Alors, que veut réellement dire John Lynch par cette expression ? Il n'est pas stupide. Il connaît la donne. Il sait qu'avec Purdy solidement installé comme titulaire, Jones est un article de luxe — une police d'assurance très coûteuse. Et dans une année où les 49ers ont des besoins à tous les niveaux de l'effectif — spécifiquement au poste de wide receiver et sur la ligne défensive — cette police d'assurance pourrait être échangée contre un titulaire à un poste de besoin criant.
Voici à quoi le marché est en train de ressembler :
- Les Vikings : Le prétendant le plus logique. Ils ont JJ McCarthy, mais c'est un point d'interrogation. Jones leur offre un pont prouvé, voire un vrai compétiteur. Ils ont la marge salariale et la compatibilité schématique.
- Les Jets : Une destination potentielle s'ils passent à côté d'un vétéran. Jones serait une énorme amélioration par rapport à ce qu'ils ont, et il est assez jeune pour grandir avec la franchise.
- Les Colts/Panthers/Raiders : Toute équipe qui échoue à attirer un vétéran (Kirk Cousins, Aaron Rodgers) ou qui ne veut pas forcer sur un jeune lors d'une cuvée de repêchage faible doit regarder Jones.
Lynch le sait. Quand il dit qu'il veut une offre "vraiment sérieuse", il ne raccroche pas. Il fixe l'enchère de départ à un choix de deuxième tour, peut-être avec des bonus le troisième jour du repêchage. Et franchement, sur ce marché, c'est une affaire pour l'équipe acheteuse.
Le pipeline Shanahan
Nous devons parler du système. Les 49ers sont devenus le Macintosh du développement des quarterbacks — ils construisent simplement un meilleur système d'exploitation. Ils ont pris un type étiqueté comme étant un flop et l'ont rendu fonctionnel. On l'a vu avec Darnold, et maintenant on l'a vu avec Jones. La partie effrayante ? Jones avait l'air meilleur dans cette attaque que Darnold ne l'a jamais été en tant que remplaçant. Son analyse du jeu était plus rapide, sa précision était chirurgicale. Il ressemblait à une machine bien huilée sur le terrain.

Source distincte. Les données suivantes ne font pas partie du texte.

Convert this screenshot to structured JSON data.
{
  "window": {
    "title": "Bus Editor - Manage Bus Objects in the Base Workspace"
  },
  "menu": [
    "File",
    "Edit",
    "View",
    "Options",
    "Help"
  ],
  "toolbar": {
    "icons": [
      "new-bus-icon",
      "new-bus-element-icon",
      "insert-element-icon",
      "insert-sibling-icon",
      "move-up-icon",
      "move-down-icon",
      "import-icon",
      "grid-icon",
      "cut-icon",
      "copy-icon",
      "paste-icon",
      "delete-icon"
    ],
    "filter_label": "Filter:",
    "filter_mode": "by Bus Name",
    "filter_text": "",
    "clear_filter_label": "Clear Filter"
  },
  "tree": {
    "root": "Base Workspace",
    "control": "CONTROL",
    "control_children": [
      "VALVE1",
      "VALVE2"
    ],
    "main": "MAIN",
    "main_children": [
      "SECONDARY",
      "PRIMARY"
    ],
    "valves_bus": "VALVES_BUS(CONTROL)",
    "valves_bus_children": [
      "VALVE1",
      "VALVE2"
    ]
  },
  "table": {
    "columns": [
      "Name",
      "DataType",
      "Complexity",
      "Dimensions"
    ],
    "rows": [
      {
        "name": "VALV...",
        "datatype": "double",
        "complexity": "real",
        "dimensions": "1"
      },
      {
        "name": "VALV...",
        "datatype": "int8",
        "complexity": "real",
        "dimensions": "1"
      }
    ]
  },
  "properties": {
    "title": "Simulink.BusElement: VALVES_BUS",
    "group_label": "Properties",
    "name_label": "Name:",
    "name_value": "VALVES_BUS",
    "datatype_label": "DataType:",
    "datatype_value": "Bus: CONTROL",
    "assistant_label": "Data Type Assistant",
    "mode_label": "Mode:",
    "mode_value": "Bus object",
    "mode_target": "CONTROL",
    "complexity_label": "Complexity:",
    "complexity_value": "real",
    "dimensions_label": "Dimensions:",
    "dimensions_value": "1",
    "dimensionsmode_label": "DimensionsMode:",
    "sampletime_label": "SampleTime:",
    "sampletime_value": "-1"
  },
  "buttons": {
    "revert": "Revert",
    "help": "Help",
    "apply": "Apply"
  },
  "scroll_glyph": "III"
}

C'est pourquoi les rumeurs d'échange ne s'éteignent pas. Tout directeur général qui a regardé Darnold gagner un Super Bowl après avoir quitté le nid de Shanahan doit regarder Jones et se dire : "Ça pourrait être nous." C'est la preuve ultime du concept. Vous n'échangez pas seulement pour le joueur ; vous échangez pour les deux années de coaching qu'il vient d'absorber. Vous obtenez le logiciel Macintosh pré-installé.
Le verdict
Ne soyez pas surpris si tout se règle plus tôt que tard. La période post-combiné est celle où les lignes téléphoniques chauffent. Les 49ers ne peuvent pas se permettre d'arriver au repêchage sans savoir s'ils auront ce capital supplémentaire. Et une équipe comme les Vikings ne peut pas se permettre d'entrer en agence libre sans un plan au poste le plus important du terrain.
Mon intuition ? Jones sera échangé d'ici la fin de la semaine prochaine. Le retour sera un choix de deuxième tour qui pourrait facilement devenir un premier en fonction du temps de jeu ou du succès de l'équipe. C'est l'accord parfait pour les deux parties. San Francisco obtient un actif indispensable pour se renforcer en vue d'une nouvelle course au titre avec Purdy. Et une franchise chanceuse — je mise toujours sur le Minnesota — obtient son quarterback. Ils obtiennent un quarterback titulaire, un miracle de salary cap, et la chance de faire tourner leur propre version de l'attaque de Shanahan. Dans une ligue qui a désespérément besoin de jeu compétent au poste de quarterback, Mac Jones est sur le point de devenir l'homme le plus convoité d'Amérique.